Obasanjo correctly pinpointed the reason for this anomaly – the manipulation of elections where those who vote decide nothing; but those who count the votes decide everything. He correctly fears that the consequences of this brazenness may be too severe to contemplate: Hear him:

“Politicians corruptly getting themselves declared as winner in an election where votes do not matter and asking winner declared loser to go to court where justice cannot be assured is the easiest and best way to kill electoral democracy.”

I have chosen to focus heavily on Obasanjo’s reference to the economic collapse precipitated by the ruling APC because all the other problems he mentioned – electoral malfeasance and manipulation, judicial corruption, mismanagement and state capture, porous borders, crime and insecurity, manipulation of ethnic/religious fissures, etc – are all symptoms of or find expressions during periods of economic decline.

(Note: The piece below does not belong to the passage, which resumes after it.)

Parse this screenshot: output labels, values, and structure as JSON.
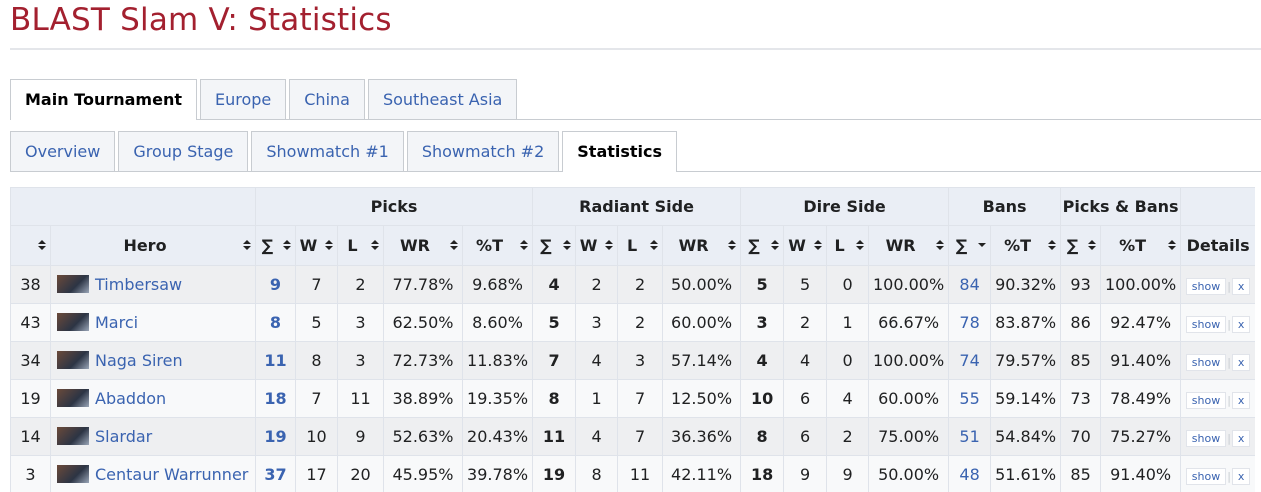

All other societal problems are easily solved, settled, or even shelved aside in times of economic prosperity. Individuals and groups would be preoccupied with productive activities trying to build wealth rather than focusing on ethnic bigotry/conflicts, crime, or even being used to rig elections.

As world events have continued to show, democracy, liberty, and such abstract concepts and rights mean nothing to people in the face of economic hardship. People all over the world, from the United States to Tunisia, to Azerbaijan, will prioritise economic freedom – the so-called ‘bread and butter’ issues – good jobs, zero or low inflation, economic growth, and well-being, over abstract ideals like liberal democracy, freedom of association or even of expression.

It is in that light that the late Claude Ake, Nigeria’s finest political theorist, thinks that for democracy to succeed in Africa, it will have to “de-emphasize abstract political rights and stress concrete economic rights”.

Obasanjo courageously spoke the minds of many Nigerians who look on despairingly as the APC continues to hurl millions of Nigerians daily into abject poverty while deploying divisive ethno-populist rhetoric to keep the people distracted and incapable of uniting for collective action.

But no one is deceived. The only lucrative endeavour in Nigeria currently is politics. The youth and anyone desirous of making anything out of their lives must leave the country to achieve their goals. That is not a situation to be proud of.